Den Beitritt an sich zu blockieren, wäre bei der gegenwärtigen Konstellation ja durchaus verständlich: Denn natürlich kann Ankara erst dann der EU beitreten, wenn es deren Bedingungen erfüllt. Und dazu gehört auch eine diplomatische Anerkennung Zyperns, die schon vor dem Beitritt erfolgt sein muss - mit all ihren Konsequenzen. Die bis dahin nötigen Verhandlungen sollten jedoch nicht an einem einzigen EU-Mitglied und dessen spezieller Interessenlage scheitern.

Nicht vom Europa-Kurs abweichen

Die Zypern-Griechen müssen aus sicherheitsstrategischer Perspektive ohnehin mehr Interesse daran haben, dass Ankara nicht ein weiteres Mal in seinen europäischen Ambitionen gebremst und damit verprellt wird. Denn würde die Türkei von ihrem Europa-Kurs abweichen und ihre Außenpolitik wieder verstärkt nach nationalistischen Kriterien ausrichten, dann hätte dies vor allem für Zypern Konsequenzen: Dort sind immer noch rund 30.000 türkische Soldaten stationiert. Und nur eine erfolgreich europäisierte Türkei wird es sich innenpolitisch irgendwann einmal leisten können, diese Besatzungstruppen abzuziehen.

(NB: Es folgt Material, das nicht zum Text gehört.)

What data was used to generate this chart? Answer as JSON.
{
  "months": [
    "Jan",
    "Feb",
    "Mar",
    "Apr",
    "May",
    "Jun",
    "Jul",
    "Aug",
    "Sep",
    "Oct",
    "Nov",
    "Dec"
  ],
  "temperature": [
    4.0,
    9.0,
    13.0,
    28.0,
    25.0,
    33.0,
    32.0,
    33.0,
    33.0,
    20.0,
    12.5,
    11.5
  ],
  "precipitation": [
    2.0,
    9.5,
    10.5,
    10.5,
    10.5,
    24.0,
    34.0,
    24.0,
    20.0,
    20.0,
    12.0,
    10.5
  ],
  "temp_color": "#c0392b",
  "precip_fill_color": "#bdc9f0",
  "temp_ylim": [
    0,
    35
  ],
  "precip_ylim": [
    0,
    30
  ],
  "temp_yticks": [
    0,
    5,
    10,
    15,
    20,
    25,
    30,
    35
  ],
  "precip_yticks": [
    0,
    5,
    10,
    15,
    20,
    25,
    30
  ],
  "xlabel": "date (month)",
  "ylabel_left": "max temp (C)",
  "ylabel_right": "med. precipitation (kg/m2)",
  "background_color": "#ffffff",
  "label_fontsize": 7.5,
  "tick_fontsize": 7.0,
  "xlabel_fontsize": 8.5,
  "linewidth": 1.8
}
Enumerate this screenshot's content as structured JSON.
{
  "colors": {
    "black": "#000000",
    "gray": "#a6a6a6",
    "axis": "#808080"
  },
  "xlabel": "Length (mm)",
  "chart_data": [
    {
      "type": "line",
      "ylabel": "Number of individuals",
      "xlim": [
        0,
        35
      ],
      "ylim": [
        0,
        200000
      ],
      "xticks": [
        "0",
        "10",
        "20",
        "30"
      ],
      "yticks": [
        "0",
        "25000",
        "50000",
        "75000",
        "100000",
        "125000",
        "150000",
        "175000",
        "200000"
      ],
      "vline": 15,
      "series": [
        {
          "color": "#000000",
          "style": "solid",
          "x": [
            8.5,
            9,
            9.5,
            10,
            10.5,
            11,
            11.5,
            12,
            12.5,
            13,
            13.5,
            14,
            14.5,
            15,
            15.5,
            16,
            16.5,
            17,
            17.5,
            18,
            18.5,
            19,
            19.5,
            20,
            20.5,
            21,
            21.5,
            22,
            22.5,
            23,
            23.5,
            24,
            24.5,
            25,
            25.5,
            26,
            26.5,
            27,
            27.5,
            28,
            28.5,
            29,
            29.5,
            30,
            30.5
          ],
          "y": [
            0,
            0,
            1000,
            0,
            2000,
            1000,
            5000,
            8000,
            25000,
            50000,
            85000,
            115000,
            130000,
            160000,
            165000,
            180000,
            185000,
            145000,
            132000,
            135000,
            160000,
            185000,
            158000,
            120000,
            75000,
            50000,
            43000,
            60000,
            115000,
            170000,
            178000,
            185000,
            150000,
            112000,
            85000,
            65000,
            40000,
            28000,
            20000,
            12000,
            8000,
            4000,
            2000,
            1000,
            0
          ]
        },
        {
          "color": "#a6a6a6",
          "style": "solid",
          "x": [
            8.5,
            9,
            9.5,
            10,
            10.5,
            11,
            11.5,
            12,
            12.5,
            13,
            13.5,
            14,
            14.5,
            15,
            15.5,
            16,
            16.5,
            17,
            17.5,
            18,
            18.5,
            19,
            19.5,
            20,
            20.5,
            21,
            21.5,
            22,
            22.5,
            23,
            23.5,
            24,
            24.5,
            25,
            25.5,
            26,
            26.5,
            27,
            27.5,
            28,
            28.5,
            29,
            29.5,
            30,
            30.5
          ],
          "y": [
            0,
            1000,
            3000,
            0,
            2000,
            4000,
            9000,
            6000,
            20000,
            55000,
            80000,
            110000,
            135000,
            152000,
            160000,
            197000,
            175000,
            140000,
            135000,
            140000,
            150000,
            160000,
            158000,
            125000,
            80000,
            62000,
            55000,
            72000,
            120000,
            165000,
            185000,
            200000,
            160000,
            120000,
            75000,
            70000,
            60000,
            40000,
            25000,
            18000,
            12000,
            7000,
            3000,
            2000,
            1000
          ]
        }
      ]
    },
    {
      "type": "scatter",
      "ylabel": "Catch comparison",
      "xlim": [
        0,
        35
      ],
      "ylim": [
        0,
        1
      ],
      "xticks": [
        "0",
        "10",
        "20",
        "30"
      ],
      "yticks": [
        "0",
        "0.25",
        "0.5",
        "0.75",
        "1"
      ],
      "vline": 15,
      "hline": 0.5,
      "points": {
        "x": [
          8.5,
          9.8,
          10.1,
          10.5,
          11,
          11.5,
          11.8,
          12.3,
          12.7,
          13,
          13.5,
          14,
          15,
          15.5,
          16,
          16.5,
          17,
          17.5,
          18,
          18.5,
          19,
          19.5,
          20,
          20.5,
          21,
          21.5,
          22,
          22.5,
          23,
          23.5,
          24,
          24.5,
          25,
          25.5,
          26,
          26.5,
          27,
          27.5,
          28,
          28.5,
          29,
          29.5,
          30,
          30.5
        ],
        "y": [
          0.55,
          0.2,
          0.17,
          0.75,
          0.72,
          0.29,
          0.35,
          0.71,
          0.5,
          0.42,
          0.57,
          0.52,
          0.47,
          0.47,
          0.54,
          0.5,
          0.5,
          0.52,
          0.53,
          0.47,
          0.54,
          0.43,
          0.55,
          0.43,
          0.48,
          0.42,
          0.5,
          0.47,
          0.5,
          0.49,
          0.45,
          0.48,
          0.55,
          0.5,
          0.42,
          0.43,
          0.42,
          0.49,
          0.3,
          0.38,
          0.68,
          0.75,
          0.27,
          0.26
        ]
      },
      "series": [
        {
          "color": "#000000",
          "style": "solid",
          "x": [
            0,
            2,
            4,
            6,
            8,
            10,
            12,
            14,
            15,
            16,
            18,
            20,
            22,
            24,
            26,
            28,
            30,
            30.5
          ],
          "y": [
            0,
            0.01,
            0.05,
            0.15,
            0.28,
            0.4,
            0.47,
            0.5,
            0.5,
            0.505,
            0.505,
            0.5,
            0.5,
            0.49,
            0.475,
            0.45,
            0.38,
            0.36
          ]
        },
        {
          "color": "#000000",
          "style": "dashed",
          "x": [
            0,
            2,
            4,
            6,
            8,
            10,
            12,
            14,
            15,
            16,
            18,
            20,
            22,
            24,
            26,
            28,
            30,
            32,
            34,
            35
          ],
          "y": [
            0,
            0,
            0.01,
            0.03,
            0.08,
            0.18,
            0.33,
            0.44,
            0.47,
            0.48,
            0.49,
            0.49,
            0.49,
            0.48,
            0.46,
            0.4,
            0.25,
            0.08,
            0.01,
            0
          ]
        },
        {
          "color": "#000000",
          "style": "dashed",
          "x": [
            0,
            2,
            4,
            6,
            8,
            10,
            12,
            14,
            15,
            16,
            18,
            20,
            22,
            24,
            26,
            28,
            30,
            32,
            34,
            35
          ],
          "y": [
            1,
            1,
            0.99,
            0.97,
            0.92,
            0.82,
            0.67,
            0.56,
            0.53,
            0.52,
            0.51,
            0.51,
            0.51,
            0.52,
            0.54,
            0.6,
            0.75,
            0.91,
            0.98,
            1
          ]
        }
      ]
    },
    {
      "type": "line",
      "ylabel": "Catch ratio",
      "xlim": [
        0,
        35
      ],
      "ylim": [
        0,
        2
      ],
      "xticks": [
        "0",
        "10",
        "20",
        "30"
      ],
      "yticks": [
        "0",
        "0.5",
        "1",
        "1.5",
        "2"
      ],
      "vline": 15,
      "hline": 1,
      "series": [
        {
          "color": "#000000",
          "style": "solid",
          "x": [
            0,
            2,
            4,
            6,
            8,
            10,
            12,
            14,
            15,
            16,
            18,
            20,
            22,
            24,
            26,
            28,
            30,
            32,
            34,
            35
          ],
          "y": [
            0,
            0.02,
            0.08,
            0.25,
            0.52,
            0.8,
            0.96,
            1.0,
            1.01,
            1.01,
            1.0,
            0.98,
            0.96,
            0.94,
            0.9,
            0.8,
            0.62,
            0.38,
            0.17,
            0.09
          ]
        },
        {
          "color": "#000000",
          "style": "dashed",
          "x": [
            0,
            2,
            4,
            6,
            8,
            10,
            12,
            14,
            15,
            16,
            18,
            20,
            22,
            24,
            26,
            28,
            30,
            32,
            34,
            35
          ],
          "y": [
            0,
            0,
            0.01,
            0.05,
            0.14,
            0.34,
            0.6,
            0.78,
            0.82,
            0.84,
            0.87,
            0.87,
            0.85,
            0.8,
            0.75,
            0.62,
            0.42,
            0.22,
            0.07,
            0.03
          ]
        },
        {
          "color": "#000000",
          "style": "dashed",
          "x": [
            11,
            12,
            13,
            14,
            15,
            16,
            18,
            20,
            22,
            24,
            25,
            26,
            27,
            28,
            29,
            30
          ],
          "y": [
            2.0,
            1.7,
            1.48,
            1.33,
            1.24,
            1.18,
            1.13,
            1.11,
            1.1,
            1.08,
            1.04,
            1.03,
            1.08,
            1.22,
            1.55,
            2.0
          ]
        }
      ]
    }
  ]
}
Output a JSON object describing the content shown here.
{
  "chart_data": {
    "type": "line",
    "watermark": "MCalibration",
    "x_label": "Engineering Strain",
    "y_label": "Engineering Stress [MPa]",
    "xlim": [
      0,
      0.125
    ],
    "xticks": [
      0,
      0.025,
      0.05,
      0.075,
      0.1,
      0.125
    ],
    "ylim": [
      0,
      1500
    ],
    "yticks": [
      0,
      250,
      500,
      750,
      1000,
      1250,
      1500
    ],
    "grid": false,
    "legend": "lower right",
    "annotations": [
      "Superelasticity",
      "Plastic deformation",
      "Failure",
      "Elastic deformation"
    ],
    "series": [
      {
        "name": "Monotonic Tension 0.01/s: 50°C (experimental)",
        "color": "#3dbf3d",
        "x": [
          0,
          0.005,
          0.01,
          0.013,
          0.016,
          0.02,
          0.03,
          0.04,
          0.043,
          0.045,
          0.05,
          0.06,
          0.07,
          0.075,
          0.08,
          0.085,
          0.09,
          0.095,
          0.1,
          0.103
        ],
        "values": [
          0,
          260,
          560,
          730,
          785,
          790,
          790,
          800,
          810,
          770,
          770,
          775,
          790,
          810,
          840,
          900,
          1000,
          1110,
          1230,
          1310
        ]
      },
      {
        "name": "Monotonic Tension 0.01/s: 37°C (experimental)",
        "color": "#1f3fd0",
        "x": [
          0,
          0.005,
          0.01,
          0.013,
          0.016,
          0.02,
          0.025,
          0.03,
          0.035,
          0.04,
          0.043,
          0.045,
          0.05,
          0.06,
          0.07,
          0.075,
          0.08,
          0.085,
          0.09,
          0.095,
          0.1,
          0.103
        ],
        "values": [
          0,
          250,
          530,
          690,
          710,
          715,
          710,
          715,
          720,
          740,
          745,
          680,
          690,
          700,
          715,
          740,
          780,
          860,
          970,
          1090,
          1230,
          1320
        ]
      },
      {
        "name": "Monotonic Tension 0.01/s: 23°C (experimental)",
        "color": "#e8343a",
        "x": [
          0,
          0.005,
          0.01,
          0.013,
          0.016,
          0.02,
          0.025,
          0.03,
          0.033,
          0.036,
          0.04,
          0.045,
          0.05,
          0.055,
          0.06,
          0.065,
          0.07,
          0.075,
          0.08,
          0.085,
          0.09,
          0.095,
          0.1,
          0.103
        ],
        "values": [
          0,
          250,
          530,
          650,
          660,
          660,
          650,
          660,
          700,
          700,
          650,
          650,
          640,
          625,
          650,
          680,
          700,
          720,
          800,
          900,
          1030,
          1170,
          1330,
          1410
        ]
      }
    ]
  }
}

So wie es aussieht, wird die Türkei möglicherweise aber schon deutlich vor einem Beitritt ihre Häfen und Flughäfen für Importe aus dem griechischen Teil Zyperns öffnen müssen. Das wurde von den EU-Außenministern jetzt zumindest noch einmal deutlich angemahnt. Dieser Schritt dürfte Ankara jedoch äußerst schwer fallen - und bis zu einem gewissen Grad ist dies auch verständlich. Schließlich ist der Wiedervereinigungsplan der Vereinten Nationen im April 2004 ausgerechnet an einem Veto der Zypern-Griechen gescheitert, während die türkischen Inselbewohner und auch Ankara ihm zugestimmt hatten. Dass die Insel-Griechen trotzdem kurz darauf der Europäischen Union beitreten konnten und nun unter anderem deren Türkei-Politik mitbestimmen, während die Zypern-Türken bis heute politisch und wirtschaftlich isoliert sind - das ist in der Tat ungerecht.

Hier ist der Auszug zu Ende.